Un soir, un Symboliste qui était jeune alors et peu connu, prit sa place au fauteuil d’orchestre, non sans peine, car le considérable bedon d’un vieux monsieur, son voisin, rendait difficile le passage. Arrivé à destination, il se retourna pour lorgner la salle. À sa stupéfaction, il s’aperçut que tout le monde le regardait, les uns riant sauvagement, les autres, plus indulgents, se contentant de sourire. Il crut d’abord à quelque désordre dans sa toilette. Se rasseyant, il constata discrètement que rien dans sa mise ne prêtait au ridicule ni ne choquait la pudeur. De nouveau il se leva et lorgna le public. De nouveau il crut pouvoir constater qu’il était le point de mire de tous les spectateurs.

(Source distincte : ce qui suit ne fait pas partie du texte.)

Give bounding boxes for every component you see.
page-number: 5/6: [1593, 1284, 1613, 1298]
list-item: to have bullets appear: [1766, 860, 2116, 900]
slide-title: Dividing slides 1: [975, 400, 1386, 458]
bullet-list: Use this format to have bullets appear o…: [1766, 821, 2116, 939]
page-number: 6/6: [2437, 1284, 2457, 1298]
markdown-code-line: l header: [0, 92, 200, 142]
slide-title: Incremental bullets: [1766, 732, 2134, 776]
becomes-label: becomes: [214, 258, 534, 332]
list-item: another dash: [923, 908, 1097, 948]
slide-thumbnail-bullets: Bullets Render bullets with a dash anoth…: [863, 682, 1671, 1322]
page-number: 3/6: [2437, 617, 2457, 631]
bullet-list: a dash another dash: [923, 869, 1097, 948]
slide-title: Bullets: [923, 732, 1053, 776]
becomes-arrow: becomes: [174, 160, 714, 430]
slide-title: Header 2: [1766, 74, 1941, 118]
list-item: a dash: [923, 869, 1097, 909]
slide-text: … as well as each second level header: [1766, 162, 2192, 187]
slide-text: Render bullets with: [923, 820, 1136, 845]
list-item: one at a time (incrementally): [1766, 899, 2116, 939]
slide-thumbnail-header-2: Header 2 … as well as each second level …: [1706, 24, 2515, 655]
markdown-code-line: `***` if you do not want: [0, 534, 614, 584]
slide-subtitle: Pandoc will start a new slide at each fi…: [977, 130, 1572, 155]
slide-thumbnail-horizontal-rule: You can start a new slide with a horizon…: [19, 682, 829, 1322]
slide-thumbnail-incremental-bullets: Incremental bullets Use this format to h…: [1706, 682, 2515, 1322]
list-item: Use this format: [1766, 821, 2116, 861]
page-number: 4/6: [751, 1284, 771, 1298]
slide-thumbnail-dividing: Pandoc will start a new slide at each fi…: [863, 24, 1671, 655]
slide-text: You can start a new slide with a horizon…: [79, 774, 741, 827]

« J’ignorais que je fusse si connu ! » se disait-il à lui-même, et il se félicitait dans son cœur.

Aux trois coups en se retournant brusquement vers la scène, il heurta du coude le vieux monsieur, son voisin, qui s’endormait déjà et qui proféra quelques paroles peu aimables.

Et le jeune Symboliste s’aperçut que son voisin n’était autre que Sarcey. C’est Sarcey qu’on regardait ; c’est Sarcey dont on riait et souriait, c’est Sarcey seul qui était l’objet d’une curiosité à laquelle il était bien indifférent. Et notre jeune Symboliste, rêvant à des revanches futures, ne se retourna plus vers la salle.

Un peintre célèbre par ses excentricités, ses distractions et par cet égoïsme transcendant qui caractérise certains artistes, annonce à un ami rencontré dans la rue que sa femme vient d’accoucher d’une fille.

« Tout s’est bien passé ? » demande l’ami.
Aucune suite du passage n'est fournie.